А если задуматься, что может быть более нормальным, чем «Весенние танцы»?

Люк побуждает меня больше не быть маленькой Дженни Гриинли, всеобщим другом. Он сказал мне, что я способна на нечто особенное.

Но, похоже, мне придется еще раз побыть миленькой Дженни Гриинли. И я сделаю это для него. Даже если он и не сообразит, почему я это делаю.

— Конечно, — сказала я нежно. — Конечно, я пойду с тобой, Люк, на «Весенние танцы».

Его это взволновало, действительно взволновало. То, что он сможет пойти на «Весенние танцы». Со мной.

Бедный парень.

— Здорово! — обрадовался он. — Слушай, я, вероятно, улечу в Л.А. из-за этого… Он имел в виду

трезвон телефона и стук в дверь. — Но в следующий уик-энд я вернусь, чтобы отвести тебя. Отвести на «Весенние танцы». Ну, на самом деле, это ты меня отведешь, поскольку это же твоя школа, но…

— Буду ждать, — сказала я, посмеиваясь над его энтузиазмом. Это напомнило мне о Джейке, герое Люка в фильме «Небеса, помогите нам!», который получает урок помощи бездомным и проводит Рождество в благотворительной столовой, а вернувшись домой, обнаруживает мотоцикл, подаренный ему в награду одним из богатых прихожан церкви его отца.

Потому что, знаете ли, если вы помогаете бездомным, всегда найдется кто-то, кто купит вам мотоцикл.

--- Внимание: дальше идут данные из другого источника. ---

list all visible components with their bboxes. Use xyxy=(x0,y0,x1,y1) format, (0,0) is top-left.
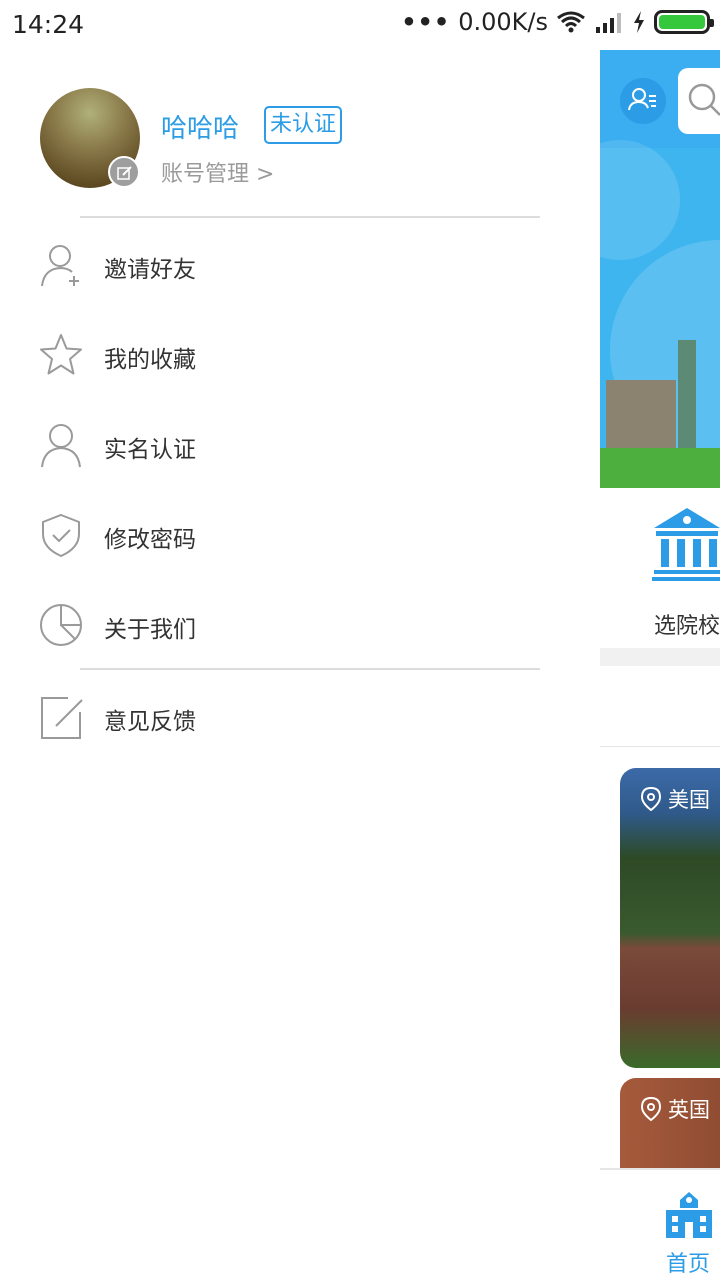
home-school-icon xyxy=(666,1192,712,1238)
status-icons: ••• 0.00K/s xyxy=(401,8,714,36)
edit-icon xyxy=(41,697,83,739)
battery-level xyxy=(659,15,705,29)
search-icon xyxy=(688,83,720,116)
banner-decoration xyxy=(600,140,680,260)
menu-item-feedback[interactable]: 意见反馈 xyxy=(0,672,600,762)
section-separator xyxy=(600,648,720,666)
pie-chart-icon xyxy=(40,604,82,646)
status-bar: 14:24 ••• 0.00K/s xyxy=(0,0,720,50)
banner-grass xyxy=(600,448,720,488)
divider xyxy=(600,746,720,747)
signal-icon xyxy=(596,13,621,33)
menu-label: 修改密码 xyxy=(104,527,196,553)
card-location: 美国 xyxy=(640,784,710,814)
battery-icon xyxy=(654,10,714,34)
divider xyxy=(80,668,540,670)
card-location: 英国 xyxy=(640,1094,710,1124)
wifi-icon xyxy=(557,11,585,33)
banner-building xyxy=(606,380,676,450)
menu-item-real-name-verify[interactable]: 实名认证 xyxy=(0,400,600,490)
edit-avatar-icon[interactable] xyxy=(108,156,140,188)
verify-status-badge[interactable]: 未认证 xyxy=(264,106,343,144)
card-location-label: 美国 xyxy=(668,788,710,812)
more-dots-icon: ••• xyxy=(401,8,451,36)
school-icon[interactable] xyxy=(652,506,720,582)
location-pin-icon xyxy=(640,1096,662,1122)
location-pin-icon xyxy=(640,786,662,812)
menu-item-favorites[interactable]: 我的收藏 xyxy=(0,310,600,400)
user-list-icon xyxy=(628,88,656,111)
user-menu-button[interactable] xyxy=(620,78,666,124)
menu-item-change-password[interactable]: 修改密码 xyxy=(0,490,600,580)
banner-statue xyxy=(678,340,696,450)
user-icon xyxy=(41,424,81,468)
bottom-tab-bar: 首页 xyxy=(600,1168,720,1280)
status-time: 14:24 xyxy=(12,10,85,39)
banner-image[interactable] xyxy=(600,50,720,488)
charging-icon xyxy=(634,11,644,33)
school-card[interactable]: 美国 xyxy=(620,768,720,1068)
navigation-drawer: 哈哈哈 未认证 账号管理 > 邀请好友 我的收藏 实名认证 修改密码 关于我们 … xyxy=(0,50,600,1280)
shield-icon xyxy=(42,513,80,558)
menu-label: 我的收藏 xyxy=(104,347,196,373)
network-speed: 0.00K/s xyxy=(458,8,548,36)
search-box[interactable] xyxy=(678,68,720,134)
card-location-label: 英国 xyxy=(668,1098,710,1122)
menu-label: 邀请好友 xyxy=(104,257,196,283)
user-name[interactable]: 哈哈哈 xyxy=(161,108,239,145)
background-app: 选院校 美国 英国 首页 xyxy=(600,50,720,1280)
menu-item-about-us[interactable]: 关于我们 xyxy=(0,580,600,670)
menu-label: 实名认证 xyxy=(104,437,196,463)
account-manage-link[interactable]: 账号管理 > xyxy=(161,156,274,188)
menu-label: 关于我们 xyxy=(104,617,196,643)
menu-item-invite-friends[interactable]: 邀请好友 xyxy=(0,220,600,310)
category-label[interactable]: 选院校 xyxy=(654,608,720,640)
menu-label: 意见反馈 xyxy=(104,709,196,735)
divider xyxy=(80,216,540,218)
tab-home-label[interactable]: 首页 xyxy=(666,1246,710,1278)
add-user-icon xyxy=(41,245,79,287)
star-icon xyxy=(40,334,82,375)
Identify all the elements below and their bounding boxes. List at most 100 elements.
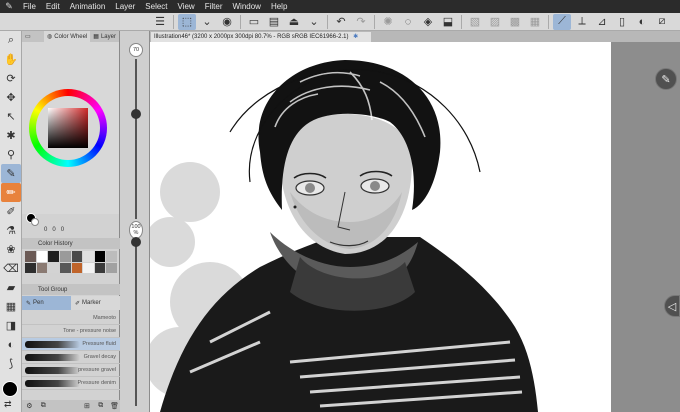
selection-icon[interactable]: ⬚ <box>178 13 196 30</box>
brush-item[interactable]: Pressure denim <box>22 377 120 390</box>
pencil-icon[interactable]: ✏ <box>1 183 21 202</box>
redo-icon[interactable]: ↷ <box>352 14 370 30</box>
brush-item[interactable]: Mameoto <box>22 312 120 325</box>
select-icon[interactable]: ↖ <box>1 107 21 126</box>
hand-icon[interactable]: ✋ <box>1 50 21 69</box>
eraser-icon[interactable]: ⌫ <box>1 259 21 278</box>
color-history-swatch[interactable] <box>25 251 36 262</box>
app-logo-icon[interactable]: ✎ <box>0 0 18 13</box>
balloon-icon[interactable]: ⟆ <box>1 354 21 373</box>
chevron-down-icon[interactable]: ⌄ <box>198 14 216 30</box>
color-history-swatch[interactable] <box>71 262 83 273</box>
rotate-icon[interactable]: ⟳ <box>1 69 21 88</box>
menu-filter[interactable]: Filter <box>200 0 228 13</box>
opacity-track[interactable] <box>135 241 137 406</box>
color-history-swatch[interactable] <box>83 262 94 273</box>
new-icon[interactable]: ▭ <box>245 14 263 30</box>
copy-icon[interactable]: ⧉ <box>38 402 49 410</box>
duplicate-icon[interactable]: ⧉ <box>95 402 106 410</box>
panel-menu-icon[interactable]: ▭ <box>22 31 44 42</box>
transform-icon[interactable]: ⬓ <box>439 14 457 30</box>
invert-icon[interactable]: ▨ <box>486 14 504 30</box>
chevron-down-icon[interactable]: ⌄ <box>305 14 323 30</box>
color-history-swatch[interactable] <box>48 262 59 273</box>
color-history-swatch[interactable] <box>106 262 117 273</box>
save-icon[interactable]: ⏏ <box>285 14 303 30</box>
undo-icon[interactable]: ↶ <box>332 14 350 30</box>
eyedropper-icon[interactable]: ⚲ <box>1 145 21 164</box>
decoration-icon[interactable]: ❀ <box>1 240 21 259</box>
brush-size-value[interactable]: 70 <box>129 43 143 57</box>
subtool-marker[interactable]: ✐ Marker <box>71 296 120 310</box>
brush-item[interactable]: Gravel decay <box>22 351 120 364</box>
brush-list: Mameoto Tone - pressure noise Pressure f… <box>22 312 120 402</box>
brush-size-track[interactable] <box>135 59 137 219</box>
opacity-knob[interactable] <box>131 237 141 247</box>
fill-bucket-icon[interactable]: ▰ <box>1 278 21 297</box>
add-icon[interactable]: ⊞ <box>82 402 93 410</box>
collapse-panel-icon[interactable]: ◁ <box>664 295 680 317</box>
color-history-swatch[interactable] <box>83 251 94 262</box>
color-history-swatch[interactable] <box>94 262 106 273</box>
pen-icon[interactable]: ✎ <box>1 164 21 183</box>
color-history-swatch[interactable] <box>36 251 48 262</box>
canvas-area[interactable]: ✎ ◁ <box>150 42 680 412</box>
canvas-paper[interactable] <box>150 42 611 412</box>
color-history-swatch[interactable] <box>36 262 48 273</box>
animation-icon[interactable]: ◉ <box>218 14 236 30</box>
brush-item[interactable]: Pressure fluid <box>22 338 120 351</box>
quick-access-icon[interactable]: ⧄ <box>653 14 671 30</box>
divider <box>240 14 241 29</box>
color-history-swatch[interactable] <box>48 251 59 262</box>
main-color-swatch[interactable] <box>2 381 18 397</box>
selection-layer-icon[interactable]: ▩ <box>506 14 524 30</box>
menu-file[interactable]: File <box>18 0 41 13</box>
brush-item[interactable]: Tone - pressure noise <box>22 325 120 338</box>
close-icon[interactable]: ✱ <box>353 34 358 40</box>
subtool-pen[interactable]: ✎ Pen <box>22 296 71 310</box>
clear-icon[interactable]: ◌ <box>399 14 417 30</box>
saturation-value-square[interactable] <box>48 108 88 148</box>
deselect-icon[interactable]: ▦ <box>526 14 544 30</box>
document-icon[interactable]: ▯ <box>613 14 631 30</box>
document-tab[interactable]: Illustration46* (3200 x 2000px 300dpi 80… <box>151 32 371 42</box>
shape-icon[interactable]: ◨ <box>1 316 21 335</box>
ruler-snap-icon[interactable]: ⟋ <box>553 13 571 30</box>
text-icon[interactable]: ◐ <box>1 335 21 354</box>
gradient-icon[interactable]: ▦ <box>1 297 21 316</box>
delete-icon[interactable]: 🗑 <box>109 402 120 410</box>
loading-icon[interactable]: ✺ <box>379 14 397 30</box>
color-history-swatch[interactable] <box>94 251 106 262</box>
menu-icon[interactable]: ☰ <box>151 14 169 30</box>
settings-icon[interactable]: ⚙ <box>24 402 35 410</box>
menu-animation[interactable]: Animation <box>65 0 111 13</box>
brush-icon[interactable]: ✐ <box>1 202 21 221</box>
color-history-swatch[interactable] <box>71 251 83 262</box>
tab-layer[interactable]: ▦ Layer <box>90 31 119 42</box>
zoom-icon[interactable]: ⌕ <box>1 31 21 50</box>
special-ruler-snap-icon[interactable]: ⟂ <box>573 14 591 30</box>
menu-help[interactable]: Help <box>266 0 292 13</box>
menu-window[interactable]: Window <box>228 0 266 13</box>
color-history-swatch[interactable] <box>59 262 71 273</box>
brush-item[interactable]: pressure gravel <box>22 364 120 377</box>
wand-icon[interactable]: ✱ <box>1 126 21 145</box>
brush-size-knob[interactable] <box>131 109 141 119</box>
move-icon[interactable]: ✥ <box>1 88 21 107</box>
menu-view[interactable]: View <box>173 0 200 13</box>
tab-color-wheel[interactable]: ◍ Color Wheel <box>44 31 91 42</box>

А в это время репортеры, собравшиеся у дома Люка, выкрикивали его имя и делали фотографии. И когда мы со смехом пырнули с террасы внутрь, Люк распорядился, чтобы меня отвезли домой, заверив, что приедет за мной в следующую субботу в семь часов вечера.

И часом позже, Трина, стоя на веранде моего дома, ясно, просто не могла всему этому поверить.

— Невозможно, — твердила она. — Невозможно. Невозможно, чтобы ТЫ пошла на «Весенние танцы» с Люком Страйкером. НЕВОЗМОЖНО.

— Прекрасно, — сказала я. — Можешь мне не верить. Но вернемся к Стиву. Что с ним будет? Потому что я, на самом деле, устала приводить все в порядок после всего, что ты обычно с ним вытворяешь.

Лицо Трины, которое сначала было спокойным, исказилось злобой, затем снова стало спокойным, а потом она залилась слезами.

— Как ты могла? — вопила она. — Как ты могла согласиться идти с ним на «Весенние танцы», когда тебе известны мои чувства к нему?

— Трина, — сказала я, — ты плохо его знаешь. Ты влюблена вовсе не В НЕГО. Ты влюблена в Ланселота. Или в Тарзана. Или, что еще хуже, в мальчика, который играет в фильме «Небеса, помогите нам!».

Трина прижала обе руки к лицу, стала всхлипывать так же громко, как всхлипывала Кэйра Шлосбург, и побежала с моей веранды к себе. Когда она добежала до своего дома, она распахнула входную дверь и вбежала внутрь с истерическим криком: «Ма-а-а!»

Через секунду на веранду вышла моя собственная мама и озабоченно спросила:

— Что за крики? Это была Трина?

— Да, — печально ответила я.

— Что это значит, что ты ей сказала?

— Правду.

Спросите Энни

Задайте Энни самый сложный вопрос, который касается сугубо личных отношений. Вперед, дерзайте!

В «Журнале» средней школы Клэйтона публикуются все письма. Тайна имени и адреса электронной почты корреспондента гарантируется.

Дорогая Энни!

В школе есть одна девочка, которая все время соревнуется со мной. Когда мы получаем свои сочинения, она непременно хочет знать, какая у меня отметка, и если у нее отметка лучше моей, она ведет себя так, будто это очень существенно. Она всегда хочет знать, какую тему для сочинения я выбрала, и когда я ей это говорю, она берет туже тему! И потом всегда желает видеть, кто сделал лучше. Мне это надоело. Что сделать, чтобы она это прекратила?

Та, которая делает свою собственную работу

Дорогая Работяга!

Легко. Перестань рассказывать, какую ты получила отметку. А также не докладывай ей, какую выбрала тему для сочинения. Она не сможет играть, если ей не с кем будет играть, верно?